Insurance Frequency Model

import rustystats as rs
import polars as pl

data = pl.read_parquet("insurance.parquet")

result = rs.glm_dict(
    response="ClaimCount",
    terms={
        "VehAge": {"type": "bs", "monotonicity": "increasing"},
        "DrivAge": {"type": "bs"},
        "BonusMalus": {"type": "linear", "monotonicity": "increasing"},
        "VehPower": {"type": "linear"},
        "Region": {"type": "categorical"},
        "Brand": {"type": "target_encoding"},
    },
    interactions=[
        {
            "VehAge": {"type": "linear"},
            "Region": {"type": "categorical"},
            "include_main": True,
        },
    ],
    data=data,
    family="poisson",
    offset="Exposure",
    seed=42,
).fit()

print(result.summary())

Regularized Model

result = rs.glm_dict(
    response="ClaimCount",
    terms={
        "Age": {"type": "linear"},
        "Income": {"type": "linear"},
        "Region": {"type": "categorical"},
    },
    data=data,
    family="poisson",
).fit(regularization="elastic_net", selection="1se")

print(f"Selected alpha: {result.alpha}")
print(f"Non-zero features: {result.n_nonzero()}")

High-Cardinality Features

result = rs.glm_dict(
    response="ClaimCount",
    terms={
        "Age": {"type": "bs"},
        "Brand": {"type": "target_encoding"},
        "Model": {"type": "target_encoding"},
        "ZipCode": {"type": "target_encoding", "prior_weight": 2.0},
    },
    interactions=[
        {
            "Brand": {"type": "categorical"},
            "Region": {"type": "categorical"},
            "target_encoding": True,  # TE(Brand:Region)
        },
    ],
    data=data,
    family="poisson",
    offset="Exposure",
).fit()

Validation

validate()

Check design matrix for issues before fitting.

model = rs.glm_dict(
    response="y",
    terms={"x": {"type": "ns", "df": 4}, "cat": {"type": "categorical"}},
    data=data,
    family="poisson",
)
results = model.validate()

if not results['valid']:
    print("Issues:", results['suggestions'])
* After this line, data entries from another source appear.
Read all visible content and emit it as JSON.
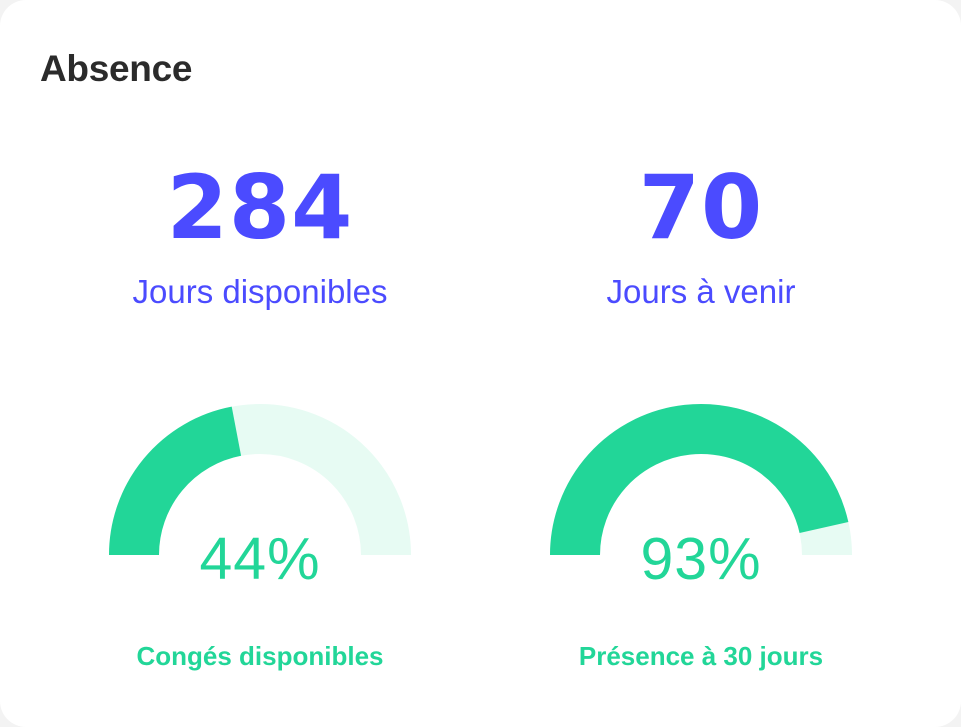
{
  "card": {
    "title": "Absence"
  },
  "stats": [
    {
      "value": "284",
      "label": "Jours disponibles"
    },
    {
      "value": "70",
      "label": "Jours à venir"
    }
  ],
  "gauges": [
    {
      "percent_text": "44%",
      "fraction": 0.44,
      "caption": "Congés disponibles"
    },
    {
      "percent_text": "93%",
      "fraction": 0.93,
      "caption": "Présence à 30 jours"
    }
  ],
  "colors": {
    "accent_blue": "#4b4bff",
    "gauge_fill": "#22d698",
    "gauge_track": "#e7fbf3",
    "title": "#2b2b2b"
  }
}
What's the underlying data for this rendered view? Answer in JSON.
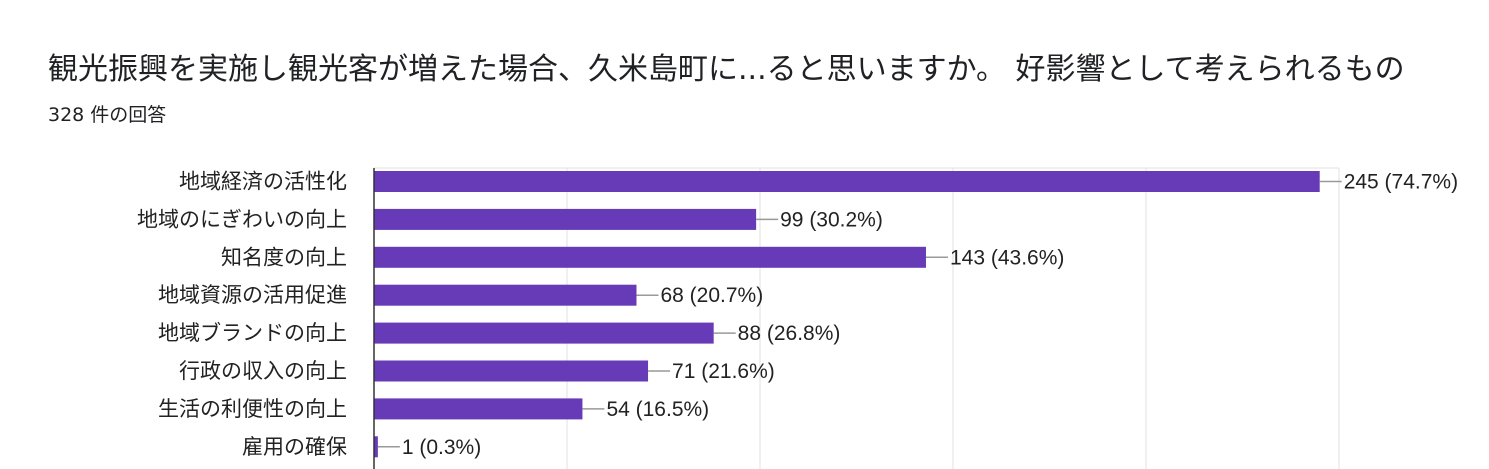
{
  "header": {
    "title": "観光振興を実施し観光客が増えた場合、久米島町に...ると思いますか。 好影響として考えられるもの",
    "response_count": "328 件の回答"
  },
  "colors": {
    "bar": "#673ab7",
    "grid": "#e0e0e0",
    "axis": "#333333",
    "leader": "#999999",
    "text": "#222222"
  },
  "chart_data": {
    "type": "bar",
    "orientation": "horizontal",
    "title": "観光振興を実施し観光客が増えた場合、久米島町に...ると思いますか。 好影響として考えられるもの",
    "categories": [
      "地域経済の活性化",
      "地域のにぎわいの向上",
      "知名度の向上",
      "地域資源の活用促進",
      "地域ブランドの向上",
      "行政の収入の向上",
      "生活の利便性の向上",
      "雇用の確保"
    ],
    "values": [
      245,
      99,
      143,
      68,
      88,
      71,
      54,
      1
    ],
    "labels": [
      "245 (74.7%)",
      "99 (30.2%)",
      "143 (43.6%)",
      "68 (20.7%)",
      "88 (26.8%)",
      "71 (21.6%)",
      "54 (16.5%)",
      "1 (0.3%)"
    ],
    "xlim": [
      0,
      250
    ],
    "grid": true,
    "legend": "none"
  }
}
Checks performed: - Rank deficiency (linearly dependent columns) - High multicollinearity (condition number) - Zero variance columns - NaN/Inf values - Highly correlated column pairs (>0.999)


Comparison: Dict API vs Formula API

Feature Dict API Formula API
Programmatic building ✓ Native Requires string construction
Agent/automation friendly ✓ Yes String parsing
Complex interactions ✓ Explicit Limited syntax
TE interactions ✓ Yes Limited
FE interactions ✓ Yes No
Monotonicity constraints ✓ All term types Limited

The Dict API is recommended for production systems and automated workflows.